Nos últimos dias, o país tem vivido o que se assemelha a uma peça teatral macabra, que mancha não apenas nossa imagem interna, mas também nossa dignidade perante a diáspora. Há pouco chorávamos as baixas infligidas pelo terrorismo em Cabo Delgado; agora, assistimos a nós mesmos nos digladiando, como se fôssemos feras guiadas pela irracionalidade. Não é que ignoremos o absurdo desse cenário, mas a fome e o desespero são forças que silenciam a razão.
O mais lamentável é que os efeitos desses confrontos têm sido irreparáveis: em cada manifestação, pelo menos uma vida é sacrificada, como se não tivesse nenhum valor. Como chegamos a este ponto?
A verdade é que o povo quer apenas fazer ouvir as suas inquietações e saber o que seus líderes têm a dizer sobre elas. Queremos respostas, mais do que justificativas. Desejamos compreender por que estamos a definhar enquanto nossos governantes prosperam como se habitassem uma realidade paralela. Sabemos que há desigualdades — sempre soubemos. Não estamos exigindo o impossível. Queremos que vocês reconheçam que abaixo de suas mesas há gente que sente, sonha e precisa tanto quanto vocês. Será mesmo pedir demais?
Nossa união deveria ser motivada por objectivos comuns, como a busca de soluções para Cabo Delgado. No entanto, o que temos visto são governantes respondendo à indignação popular com balas. E isso nos leva a uma pergunta central: qual é a mensagem que se pretende enviar com essa violência? Democracia é, ou deveria ser, o diálogo — um diálogo que tantos antes de nós lutaram para instaurar. Manifestações pacíficas são um direito constitucional inegável, mas como podemos nos sentir seguros exercendo-o se o preço a pagar tem sido vidas humanas? Disparar balas — falsas ou não — é uma declaração de desprezo pela dignidade humana. E as feridas deixadas por essa realidade, sejam físicas ou emocionais, são sempre genuínas e permanentes.
Não sou contra o regime, tampouco a favor. Minha preocupação está acima de lados ou rótulos. Quero um Moçambique onde a vida do cidadão comum não seja uma moeda de troca descartável. Chega de vermos números estarrecedores nos noticiários — 100 vidas perdidas, 200 casas incendiadas. Não há justificativa, tampouco lógica, para a normalização dessas tragédias. Pergunto: como você reagiria se dois de seus filhos e uma prima estivessem entre essas estatísticas? Certamente sentiria a dor insuportável que hoje muitos carregam no silêncio das lágrimas.

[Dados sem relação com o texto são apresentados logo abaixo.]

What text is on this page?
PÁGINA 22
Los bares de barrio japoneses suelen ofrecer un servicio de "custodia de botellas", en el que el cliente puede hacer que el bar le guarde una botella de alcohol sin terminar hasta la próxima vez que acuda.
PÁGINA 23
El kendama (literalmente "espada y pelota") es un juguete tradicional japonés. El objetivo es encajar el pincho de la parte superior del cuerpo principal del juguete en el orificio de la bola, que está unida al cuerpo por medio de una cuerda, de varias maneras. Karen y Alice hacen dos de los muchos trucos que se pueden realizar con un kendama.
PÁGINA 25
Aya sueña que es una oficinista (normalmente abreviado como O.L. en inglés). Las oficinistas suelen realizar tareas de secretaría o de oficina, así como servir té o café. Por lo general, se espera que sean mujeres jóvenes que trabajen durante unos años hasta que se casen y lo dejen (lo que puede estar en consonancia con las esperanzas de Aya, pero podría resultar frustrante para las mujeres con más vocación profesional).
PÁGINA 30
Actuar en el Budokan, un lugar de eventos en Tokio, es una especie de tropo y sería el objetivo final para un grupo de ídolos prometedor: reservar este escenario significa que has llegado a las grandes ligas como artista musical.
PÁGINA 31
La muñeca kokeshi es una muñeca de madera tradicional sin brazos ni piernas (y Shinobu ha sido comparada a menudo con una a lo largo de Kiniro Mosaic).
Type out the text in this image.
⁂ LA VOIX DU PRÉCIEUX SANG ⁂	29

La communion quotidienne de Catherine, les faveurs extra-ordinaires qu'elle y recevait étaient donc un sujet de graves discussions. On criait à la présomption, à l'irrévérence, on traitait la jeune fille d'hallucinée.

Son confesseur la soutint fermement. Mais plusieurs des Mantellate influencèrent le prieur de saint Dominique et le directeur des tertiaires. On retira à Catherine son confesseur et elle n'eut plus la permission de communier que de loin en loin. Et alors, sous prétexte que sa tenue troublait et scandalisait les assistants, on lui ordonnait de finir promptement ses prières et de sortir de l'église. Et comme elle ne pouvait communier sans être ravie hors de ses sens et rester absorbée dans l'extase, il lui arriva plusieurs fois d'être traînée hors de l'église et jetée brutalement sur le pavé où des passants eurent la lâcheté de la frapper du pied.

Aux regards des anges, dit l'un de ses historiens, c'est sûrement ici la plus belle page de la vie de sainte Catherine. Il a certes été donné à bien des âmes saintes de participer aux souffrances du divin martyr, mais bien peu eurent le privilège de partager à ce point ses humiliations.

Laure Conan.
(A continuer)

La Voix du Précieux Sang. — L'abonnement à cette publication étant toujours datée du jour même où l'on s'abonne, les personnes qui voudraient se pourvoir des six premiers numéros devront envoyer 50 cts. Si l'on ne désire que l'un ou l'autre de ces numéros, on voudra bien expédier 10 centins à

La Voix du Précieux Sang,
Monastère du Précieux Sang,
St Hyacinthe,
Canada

Precisamos, antes de tudo, restaurar o diálogo e semear o amor. O sangue que hoje mancha nossas ruas e clama por justiça não deveria existir. Não podemos clamar por chuva enquanto plantamos sementes de ódio, rancor e desamor. Quando isso tudo passar — e um dia passará — o que restará de nós? Uma terra em ruínas? Corações empedernidos pela amargura? Enquanto ficamos travados em ciclos de violência e destruição, o mundo avança.
E digo isso sem me preocupar com quem ocupa o poder, desde que a vontade do povo seja respeitada. Não faço deste texto um ataque ou uma defesa; faço um apelo pela vida, pela dignidade e pelo futuro. Unidos, podemos construir um Moçambique melhor, um país digno de ser legado aos nossos filhos, aos filhos deles e às gerações que nos sucederem.
Construir um país sobre bases frágeis é tolice, e sabemos disso. Já atravessamos uma guerra civil que arrasou lares e vidas. E foi pelo diálogo, pelo perdão mútuo e pela coragem que conseguimos virar aquela página. Eu não vivi aquele tempo, mas só de ouvir e ler sobre os acordos de paz alcançados, sinto orgulho em me identificar como moçambicano.
Hoje, nossas escolhas novamente definirão nosso destino. Permaneço inquieto com a pergunta: até quando aceitaremos que famílias percam entes queridos por reivindicarem seus direitos? Até onde iremos nesse caminho? Ainda mais, será que uma verdadeira democracia pode existir sem oposição?
Somos um só povo. E como povo, devemos lembrar que nossas ações e palavras moldam a nação que estamos entregando aos nossos filhos. Não estou contra nem a favor de nenhum partido político; estou ao lado do que promove o bem comum, o respeito à vida e o fim das mortes desnecessárias. Essa é a verdadeira essência de um país que sonha com um futuro melhor.

Raizel Maraige
Raizel Maraige é o pseudónimo literário de Issufo Costa Manuel Maraige, natural da Beira. Um jovem apaixonado pela literatura e pela expressão artística por meio da palavra escrita. Sua produção literária busca ressoar com as realidades e os sonhos do povo moçambicano, com o objetivo de enriquecer e valorizar a literatura do país.